Ô Rage… Ô Désespoir… Ô Cancer ennemi

Par Victor Assouline

 

 

Mon meilleur ami m’a demandé ce que je voudrais sur ma pierre tombale si je mourrais un jour. J’ai dit « je ne sais pas, fais-moi la surprise ».

Un  récapitulatif s’impose.

Pour ceux qui n’auraient pas lu mon dernier article, comment j’ai atterri chez Bob tient du miracle. Et de la participation de Vanessa de Loya.

J’habitais à Marrakech depuis plusieurs années. Heureux, bien entouré, je menais une vie saine. Golf, bicyclette, natation. Le soir, apéritifs dinatoires  chez l’un ou chez l’autre.

J’évitais Marrakech de nuit, laissant çà aux touristes.

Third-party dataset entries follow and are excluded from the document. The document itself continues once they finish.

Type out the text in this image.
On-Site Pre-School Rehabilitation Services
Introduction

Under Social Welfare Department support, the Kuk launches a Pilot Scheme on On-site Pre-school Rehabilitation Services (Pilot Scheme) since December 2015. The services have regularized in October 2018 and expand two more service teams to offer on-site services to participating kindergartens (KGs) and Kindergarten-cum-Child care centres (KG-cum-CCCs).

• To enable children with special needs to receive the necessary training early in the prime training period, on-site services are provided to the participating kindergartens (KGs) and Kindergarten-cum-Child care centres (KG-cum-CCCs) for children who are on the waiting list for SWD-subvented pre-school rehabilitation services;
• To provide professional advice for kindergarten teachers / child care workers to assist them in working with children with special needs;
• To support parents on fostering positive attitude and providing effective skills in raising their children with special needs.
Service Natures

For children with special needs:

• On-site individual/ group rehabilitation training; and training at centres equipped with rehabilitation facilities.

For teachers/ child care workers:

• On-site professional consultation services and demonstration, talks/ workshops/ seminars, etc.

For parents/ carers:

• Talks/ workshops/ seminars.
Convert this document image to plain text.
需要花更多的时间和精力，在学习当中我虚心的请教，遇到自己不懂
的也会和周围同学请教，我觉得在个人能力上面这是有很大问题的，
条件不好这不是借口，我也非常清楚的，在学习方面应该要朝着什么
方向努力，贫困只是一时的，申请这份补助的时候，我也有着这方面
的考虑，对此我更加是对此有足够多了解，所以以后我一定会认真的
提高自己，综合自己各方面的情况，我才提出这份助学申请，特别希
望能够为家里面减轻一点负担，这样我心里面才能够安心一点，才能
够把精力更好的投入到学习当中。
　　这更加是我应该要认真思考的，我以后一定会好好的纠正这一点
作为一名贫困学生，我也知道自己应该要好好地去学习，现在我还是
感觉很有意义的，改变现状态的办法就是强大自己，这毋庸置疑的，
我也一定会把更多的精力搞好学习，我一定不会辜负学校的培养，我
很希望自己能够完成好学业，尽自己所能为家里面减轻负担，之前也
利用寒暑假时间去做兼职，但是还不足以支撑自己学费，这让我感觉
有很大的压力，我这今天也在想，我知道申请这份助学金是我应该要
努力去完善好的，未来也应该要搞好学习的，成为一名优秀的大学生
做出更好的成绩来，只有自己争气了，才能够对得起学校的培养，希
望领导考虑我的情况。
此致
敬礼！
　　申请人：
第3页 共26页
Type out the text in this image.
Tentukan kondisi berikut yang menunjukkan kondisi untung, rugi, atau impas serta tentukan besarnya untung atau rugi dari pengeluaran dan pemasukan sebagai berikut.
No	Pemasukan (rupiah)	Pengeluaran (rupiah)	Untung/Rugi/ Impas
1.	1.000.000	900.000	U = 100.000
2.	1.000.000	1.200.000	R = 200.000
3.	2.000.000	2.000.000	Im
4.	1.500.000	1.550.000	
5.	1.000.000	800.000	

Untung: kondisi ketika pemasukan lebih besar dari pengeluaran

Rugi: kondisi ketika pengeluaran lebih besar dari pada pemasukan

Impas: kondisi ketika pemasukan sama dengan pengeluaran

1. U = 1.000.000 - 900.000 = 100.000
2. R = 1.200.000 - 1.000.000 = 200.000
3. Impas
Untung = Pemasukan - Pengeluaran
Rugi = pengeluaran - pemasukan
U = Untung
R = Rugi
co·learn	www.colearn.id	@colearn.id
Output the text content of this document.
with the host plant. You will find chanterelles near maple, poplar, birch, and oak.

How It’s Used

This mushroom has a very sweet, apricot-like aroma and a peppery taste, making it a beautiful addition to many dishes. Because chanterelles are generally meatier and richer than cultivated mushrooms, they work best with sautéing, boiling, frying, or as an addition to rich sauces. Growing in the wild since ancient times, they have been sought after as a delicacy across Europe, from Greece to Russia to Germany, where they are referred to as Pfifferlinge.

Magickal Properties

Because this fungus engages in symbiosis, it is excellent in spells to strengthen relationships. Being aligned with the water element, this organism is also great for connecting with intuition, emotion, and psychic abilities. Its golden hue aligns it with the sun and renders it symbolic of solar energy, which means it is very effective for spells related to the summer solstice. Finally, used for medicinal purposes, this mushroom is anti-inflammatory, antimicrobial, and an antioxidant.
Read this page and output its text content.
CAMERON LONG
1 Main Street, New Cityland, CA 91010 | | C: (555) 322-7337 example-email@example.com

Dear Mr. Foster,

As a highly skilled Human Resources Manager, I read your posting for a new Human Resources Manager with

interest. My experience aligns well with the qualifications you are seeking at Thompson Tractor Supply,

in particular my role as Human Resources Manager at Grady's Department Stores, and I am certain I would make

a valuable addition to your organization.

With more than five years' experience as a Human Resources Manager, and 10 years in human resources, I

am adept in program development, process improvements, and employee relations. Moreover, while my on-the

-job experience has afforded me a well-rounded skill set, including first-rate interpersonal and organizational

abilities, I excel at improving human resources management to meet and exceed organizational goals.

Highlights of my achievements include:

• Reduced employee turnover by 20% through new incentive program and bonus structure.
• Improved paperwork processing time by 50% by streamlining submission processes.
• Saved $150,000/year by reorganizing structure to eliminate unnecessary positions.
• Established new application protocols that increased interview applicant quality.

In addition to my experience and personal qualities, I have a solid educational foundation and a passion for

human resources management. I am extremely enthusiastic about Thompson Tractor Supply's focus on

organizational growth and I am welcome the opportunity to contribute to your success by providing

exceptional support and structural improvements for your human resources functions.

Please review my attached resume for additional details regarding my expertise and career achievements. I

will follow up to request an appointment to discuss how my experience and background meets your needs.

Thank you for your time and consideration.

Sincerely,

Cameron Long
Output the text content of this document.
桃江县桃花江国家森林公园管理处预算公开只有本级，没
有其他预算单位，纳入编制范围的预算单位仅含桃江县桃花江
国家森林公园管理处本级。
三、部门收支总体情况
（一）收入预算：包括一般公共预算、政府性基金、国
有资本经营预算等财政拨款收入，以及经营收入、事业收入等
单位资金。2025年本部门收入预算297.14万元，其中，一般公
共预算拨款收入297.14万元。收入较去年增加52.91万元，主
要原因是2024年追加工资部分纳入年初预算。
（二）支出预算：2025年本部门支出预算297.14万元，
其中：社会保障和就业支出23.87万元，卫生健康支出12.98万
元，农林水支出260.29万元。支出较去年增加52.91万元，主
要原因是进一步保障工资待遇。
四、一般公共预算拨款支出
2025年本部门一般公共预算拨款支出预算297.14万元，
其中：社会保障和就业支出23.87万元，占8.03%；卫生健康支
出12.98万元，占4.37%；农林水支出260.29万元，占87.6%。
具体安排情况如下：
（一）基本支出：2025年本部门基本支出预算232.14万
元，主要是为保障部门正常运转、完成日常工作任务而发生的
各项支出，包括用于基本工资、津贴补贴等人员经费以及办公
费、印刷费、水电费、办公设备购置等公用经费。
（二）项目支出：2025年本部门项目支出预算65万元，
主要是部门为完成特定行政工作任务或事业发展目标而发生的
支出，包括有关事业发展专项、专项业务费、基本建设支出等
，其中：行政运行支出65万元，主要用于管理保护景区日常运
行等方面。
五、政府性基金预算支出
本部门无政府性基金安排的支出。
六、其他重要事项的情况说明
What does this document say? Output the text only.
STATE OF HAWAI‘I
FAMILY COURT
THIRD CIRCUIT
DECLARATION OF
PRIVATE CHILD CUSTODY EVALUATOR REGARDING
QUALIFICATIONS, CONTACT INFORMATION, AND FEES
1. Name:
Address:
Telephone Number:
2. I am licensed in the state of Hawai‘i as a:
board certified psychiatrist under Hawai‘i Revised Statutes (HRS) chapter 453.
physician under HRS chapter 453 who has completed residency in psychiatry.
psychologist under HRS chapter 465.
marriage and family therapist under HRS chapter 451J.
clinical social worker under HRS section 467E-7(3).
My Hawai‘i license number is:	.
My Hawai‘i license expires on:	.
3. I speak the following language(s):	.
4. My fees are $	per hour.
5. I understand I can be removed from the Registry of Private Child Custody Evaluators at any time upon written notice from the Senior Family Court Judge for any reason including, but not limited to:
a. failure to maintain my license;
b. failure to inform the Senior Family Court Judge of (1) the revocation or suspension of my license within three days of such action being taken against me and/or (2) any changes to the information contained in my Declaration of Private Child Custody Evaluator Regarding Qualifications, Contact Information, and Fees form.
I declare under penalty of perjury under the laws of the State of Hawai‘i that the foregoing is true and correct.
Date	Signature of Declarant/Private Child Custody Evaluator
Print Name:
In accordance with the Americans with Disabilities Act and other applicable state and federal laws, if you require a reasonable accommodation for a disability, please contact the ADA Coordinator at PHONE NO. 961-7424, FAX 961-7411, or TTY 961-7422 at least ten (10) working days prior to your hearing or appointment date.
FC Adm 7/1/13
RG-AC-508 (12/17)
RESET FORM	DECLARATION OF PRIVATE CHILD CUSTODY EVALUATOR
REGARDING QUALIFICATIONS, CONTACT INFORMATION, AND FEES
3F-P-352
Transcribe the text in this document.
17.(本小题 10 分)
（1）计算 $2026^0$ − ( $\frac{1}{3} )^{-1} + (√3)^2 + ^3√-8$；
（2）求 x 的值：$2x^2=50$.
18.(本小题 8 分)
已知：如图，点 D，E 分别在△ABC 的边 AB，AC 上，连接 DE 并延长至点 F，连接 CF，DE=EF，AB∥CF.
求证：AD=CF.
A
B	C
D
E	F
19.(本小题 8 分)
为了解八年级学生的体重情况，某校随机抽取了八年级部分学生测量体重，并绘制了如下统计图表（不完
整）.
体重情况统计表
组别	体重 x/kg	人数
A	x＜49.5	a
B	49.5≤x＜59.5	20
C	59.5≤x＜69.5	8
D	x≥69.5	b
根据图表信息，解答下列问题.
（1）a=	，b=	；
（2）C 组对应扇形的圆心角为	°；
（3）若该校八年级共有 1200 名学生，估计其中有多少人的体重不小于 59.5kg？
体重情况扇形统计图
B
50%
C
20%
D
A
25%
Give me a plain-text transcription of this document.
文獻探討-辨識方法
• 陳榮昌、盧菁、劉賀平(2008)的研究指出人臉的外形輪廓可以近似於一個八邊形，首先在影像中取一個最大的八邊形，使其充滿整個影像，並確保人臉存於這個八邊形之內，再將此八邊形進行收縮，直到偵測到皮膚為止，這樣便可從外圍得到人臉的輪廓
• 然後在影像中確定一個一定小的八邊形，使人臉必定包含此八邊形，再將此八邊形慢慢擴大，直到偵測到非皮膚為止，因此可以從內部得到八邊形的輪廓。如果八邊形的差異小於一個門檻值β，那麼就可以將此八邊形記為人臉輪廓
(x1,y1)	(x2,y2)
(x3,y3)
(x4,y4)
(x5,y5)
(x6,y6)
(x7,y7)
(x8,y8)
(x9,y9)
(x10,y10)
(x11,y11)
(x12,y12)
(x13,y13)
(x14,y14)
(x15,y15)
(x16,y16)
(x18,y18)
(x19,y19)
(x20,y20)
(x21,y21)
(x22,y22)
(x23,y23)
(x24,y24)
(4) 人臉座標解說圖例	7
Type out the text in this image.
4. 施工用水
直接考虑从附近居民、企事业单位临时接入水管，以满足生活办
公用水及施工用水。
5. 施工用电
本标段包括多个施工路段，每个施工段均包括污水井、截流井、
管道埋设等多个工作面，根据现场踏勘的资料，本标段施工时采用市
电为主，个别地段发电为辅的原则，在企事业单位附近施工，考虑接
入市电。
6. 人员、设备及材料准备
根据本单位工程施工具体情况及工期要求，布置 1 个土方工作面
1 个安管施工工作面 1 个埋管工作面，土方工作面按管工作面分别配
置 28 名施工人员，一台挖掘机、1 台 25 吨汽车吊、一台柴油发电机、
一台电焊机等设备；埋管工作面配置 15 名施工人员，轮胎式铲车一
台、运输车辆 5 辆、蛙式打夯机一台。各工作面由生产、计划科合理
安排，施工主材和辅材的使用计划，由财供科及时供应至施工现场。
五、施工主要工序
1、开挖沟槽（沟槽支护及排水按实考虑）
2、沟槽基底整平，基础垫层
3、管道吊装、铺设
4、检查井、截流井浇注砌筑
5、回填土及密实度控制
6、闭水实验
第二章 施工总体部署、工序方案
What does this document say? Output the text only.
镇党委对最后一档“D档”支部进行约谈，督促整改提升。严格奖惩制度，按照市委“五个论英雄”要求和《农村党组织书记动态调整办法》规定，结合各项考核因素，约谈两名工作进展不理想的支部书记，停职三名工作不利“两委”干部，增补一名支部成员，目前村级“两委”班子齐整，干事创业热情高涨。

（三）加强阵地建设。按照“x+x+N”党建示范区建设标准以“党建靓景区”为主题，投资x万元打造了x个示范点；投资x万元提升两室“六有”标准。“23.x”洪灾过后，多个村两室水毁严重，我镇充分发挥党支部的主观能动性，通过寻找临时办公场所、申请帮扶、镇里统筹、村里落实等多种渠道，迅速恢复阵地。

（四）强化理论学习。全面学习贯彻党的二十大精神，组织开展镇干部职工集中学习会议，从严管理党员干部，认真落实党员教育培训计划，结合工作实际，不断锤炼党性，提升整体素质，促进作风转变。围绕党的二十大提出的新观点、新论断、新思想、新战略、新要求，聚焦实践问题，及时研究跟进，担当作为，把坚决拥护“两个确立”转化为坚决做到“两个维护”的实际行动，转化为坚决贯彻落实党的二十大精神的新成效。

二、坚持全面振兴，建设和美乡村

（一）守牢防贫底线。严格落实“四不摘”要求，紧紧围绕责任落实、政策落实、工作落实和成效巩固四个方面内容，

Apres une crise soudaine et douloureuse, deux professeurs Marocains me diagnostiquent un cancer de la moelle osseuse. Multiple Myélome.

Il va falloir que je rentre aux USA immédiatement pour me faire soigner. Le Maroc ferme ses frontières pour le Covid. Dernier avion, dernier billet. On s'affaire autour de moi…

On me fait ma valise, on achète mon billet, on organise mes médicaments,  surtout la morphine, au cas où…

Toute la résidence est là pour l’au revoir. Ils pressentent que je ne vais pas revenir de sitôt. Et moi non plus.

Ma muse me trouve un dernier billet d’avion sur le dernier avion qui quitte le Maroc.

J’appelle  Vanessa à Jérusalem pour me trouver un logis pas loin des hôpitaux.

Elle me répond 30 minutes plus tard : « Bob Oré Abitbol est prêt à te recevoir pour quelque temps ».

Quelle aubaine !! Un vrai miracle.

On ne se connaissait qu’à travers dafina.net.  J’aime ce qu’il écrit et il aime mon style.

Il m’a reçu gracieusement et m’a offert une très belle chambre, complète avec salle de bains et une porte qui ouvre sur le jardin, au cas où je voudrais rentrer ou sortir incognito.

On n’a pas parlé de maladie. On s’est aperçu qu’on avait des feuilles de route similaires. Ayant quitté le Maroc a 15 ans, nous partageons les mêmes positions philosophiques ou politiques.  On apprend à se connaitre.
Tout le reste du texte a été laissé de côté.